Nguyen Tram, Hess Søren, Petersen Henrik, Alavi Abass, Høilund-Carlsen Poul Flemming
Department of Nuclear Medicine, Odense University Hospital, Odense, Denmark.
Hell J Nucl Med. 2017 May-Aug;20(2):113-121. doi: 10.1967/s002449910551. Epub 2017 Jul 12.
We investigated maximum standardized uptake value (SUVmax) and cut-off values for differentiation of malignant and benign lesions in colorectal cancer (CC) as multiple studies have questioned their validity. We also investigated more extended indices using common semi-quantification analysis in incidental colorectal findings (ICF).

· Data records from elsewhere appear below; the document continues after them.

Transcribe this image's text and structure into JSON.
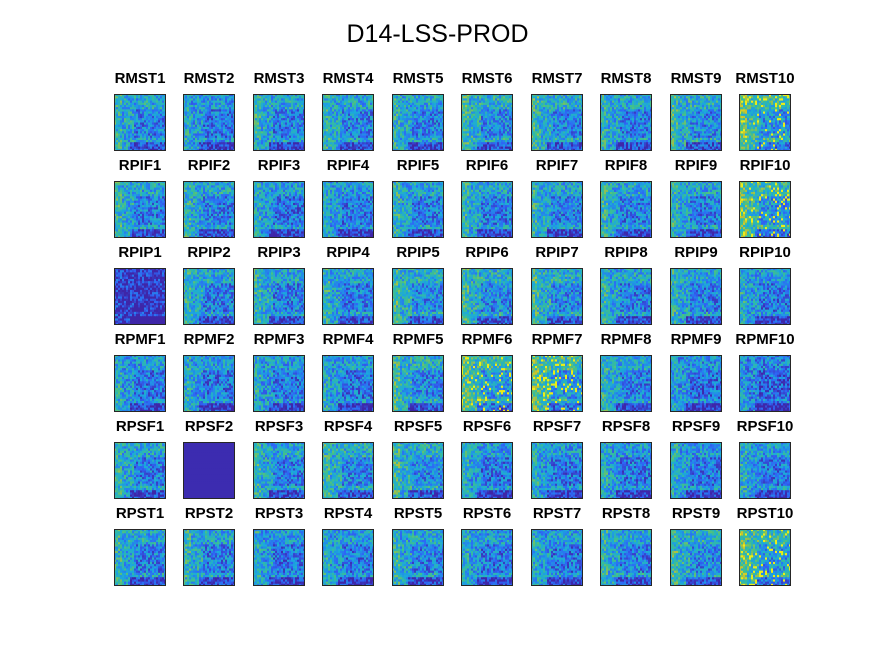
{
  "title": "D14-LSS-PROD",
  "chart_data": {
    "type": "heatmap",
    "title": "D14-LSS-PROD",
    "grid": "6 rows x 10 columns of small heatmap panels",
    "colormap": [
      "#3e26a8",
      "#2e66f6",
      "#1ba9dc",
      "#3ec08e",
      "#c9c12c",
      "#f9fb0e"
    ],
    "frame_color": "#262626",
    "rows": [
      {
        "prefix": "RMST",
        "titles": [
          "RMST1",
          "RMST2",
          "RMST3",
          "RMST4",
          "RMST5",
          "RMST6",
          "RMST7",
          "RMST8",
          "RMST9",
          "RMST10"
        ],
        "intensity": [
          0.55,
          0.5,
          0.55,
          0.55,
          0.55,
          0.6,
          0.6,
          0.55,
          0.6,
          0.7
        ]
      },
      {
        "prefix": "RPIF",
        "titles": [
          "RPIF1",
          "RPIF2",
          "RPIF3",
          "RPIF4",
          "RPIF5",
          "RPIF6",
          "RPIF7",
          "RPIF8",
          "RPIF9",
          "RPIF10"
        ],
        "intensity": [
          0.55,
          0.55,
          0.5,
          0.5,
          0.55,
          0.55,
          0.55,
          0.55,
          0.55,
          0.7
        ]
      },
      {
        "prefix": "RPIP",
        "titles": [
          "RPIP1",
          "RPIP2",
          "RPIP3",
          "RPIP4",
          "RPIP5",
          "RPIP6",
          "RPIP7",
          "RPIP8",
          "RPIP9",
          "RPIP10"
        ],
        "intensity": [
          0.1,
          0.55,
          0.55,
          0.55,
          0.6,
          0.6,
          0.6,
          0.55,
          0.55,
          0.5
        ]
      },
      {
        "prefix": "RPMF",
        "titles": [
          "RPMF1",
          "RPMF2",
          "RPMF3",
          "RPMF4",
          "RPMF5",
          "RPMF6",
          "RPMF7",
          "RPMF8",
          "RPMF9",
          "RPMF10"
        ],
        "intensity": [
          0.5,
          0.5,
          0.5,
          0.5,
          0.6,
          0.7,
          0.7,
          0.55,
          0.45,
          0.4
        ]
      },
      {
        "prefix": "RPSF",
        "titles": [
          "RPSF1",
          "RPSF2",
          "RPSF3",
          "RPSF4",
          "RPSF5",
          "RPSF6",
          "RPSF7",
          "RPSF8",
          "RPSF9",
          "RPSF10"
        ],
        "intensity": [
          0.55,
          0.0,
          0.55,
          0.6,
          0.6,
          0.5,
          0.5,
          0.5,
          0.5,
          0.5
        ]
      },
      {
        "prefix": "RPST",
        "titles": [
          "RPST1",
          "RPST2",
          "RPST3",
          "RPST4",
          "RPST5",
          "RPST6",
          "RPST7",
          "RPST8",
          "RPST9",
          "RPST10"
        ],
        "intensity": [
          0.55,
          0.55,
          0.5,
          0.5,
          0.55,
          0.5,
          0.5,
          0.55,
          0.6,
          0.7
        ]
      }
    ]
  }
}
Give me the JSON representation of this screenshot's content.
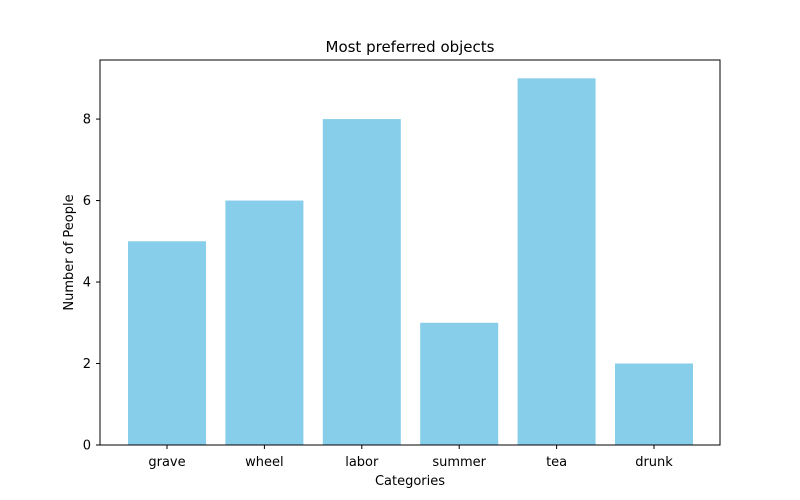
{
  "chart_data": {
    "type": "bar",
    "title": "Most preferred objects",
    "xlabel": "Categories",
    "ylabel": "Number of People",
    "categories": [
      "grave",
      "wheel",
      "labor",
      "summer",
      "tea",
      "drunk"
    ],
    "values": [
      5,
      6,
      8,
      3,
      9,
      2
    ],
    "ylim": [
      0,
      9.45
    ],
    "yticks": [
      0,
      2,
      4,
      6,
      8
    ],
    "bar_color": "#87CEEB",
    "grid": false,
    "legend": "none"
  }
}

Fluorine-18-fluoro deoxy glucose positron emission tomography/computed tomography in 25 patients with a total of 30 focal ICF was retrospectively analysed using dedicated software. Method variability was tested through application of three common threshold-based lesion delineation techniques as well as a partial-volume correction (PVC). Lesion SUVmax, SUVmean, metabolically active volume (MAV) and mean total lesion glycolysis (TLG) were thereby extracted along with PVC corrected values (cSUVmean, cTLG) and SUVpeak.
In all lesions, SUVmax was >5 and SUVmean≥2.7. Malignant SUVmax values (mean±SD: 16.5±6.2) were overall significantly higher than benign levels (9.8±3.6). There was a substantial overlap with values in polyps/adenomas (14.4±7.7). Both SUVpeak and SUVmean showed similar characteristics. Malignant MAV and TLG showed more distinct levels. Though different segmentation methods introduced variations, largest in MAV (-58.6%-141.5%), and PVC generally increased measures significantly by a factor of 1.2-2.7, neither changed relative levels much. SUVmax values were inadequate for aetiological differentiation of ICF, which also precludes a clinically significant cut-off value. The same applies to SUVpeak and SUVmean while TLG measures may be more indicative.
Semi-quantitative measurements of SUVmax and cut-off values proved inadequate for differentiating colorectal malignancies from benign findings. While integrated measures, e.g. cTLG, are potentially better indicators of disease severity and extent, more optimal segmentation and PVC methods are required.
由于多项研究对最大标准化摄取值(SUVmax)及用于鉴别结直肠癌(CC)恶性和良性病变的临界值的有效性提出质疑,我们对其进行了研究。我们还在偶然发现的结直肠病变(ICF)中使用常见的半定量分析方法研究了更广泛的指标。
使用专用软件对25例患者共30个局灶性ICF的氟-18-氟脱氧葡萄糖正电子发射断层扫描/计算机断层扫描进行回顾性分析。通过应用三种常见的基于阈值的病变勾画技术以及部分容积校正(PVC)来测试方法的变异性。由此提取病变的SUVmax、SUVmean、代谢活性体积(MAV)和平均总病变糖酵解(TLG)以及PVC校正值(cSUVmean、cTLG)和SUVpeak。
在所有病变中،SUVmax>5且SUVmean≥2.7。恶性病变的SUVmax值(均值±标准差:16.5±6.2)总体上显著高于良性病变水平(9.8±3.6)。与息肉/腺瘤的值(14.4±7.7)有很大重叠。SUVpeak和SUVmean均显示出相似的特征。恶性MAV和TLG显示出更明显的水平。尽管不同的分割方法引入了变化,MAV的变化最大(-58.6%-141.5%),并且PVC通常使测量值显著增加1.2-2.7倍,但两者都没有太大改变相对水平。SUVmax值不足以对ICF进行病因学鉴别,这也排除了具有临床意义的临界值。SUVpeak和SUVmean也是如此,而TLG测量可能更具指示性。
SUVmax的半定量测量和临界值被证明不足以区分结直肠恶性肿瘤与良性病变。虽然综合测量,如cTLG,可能是疾病严重程度和范围的更好指标,但需要更优化的分割和PVC方法。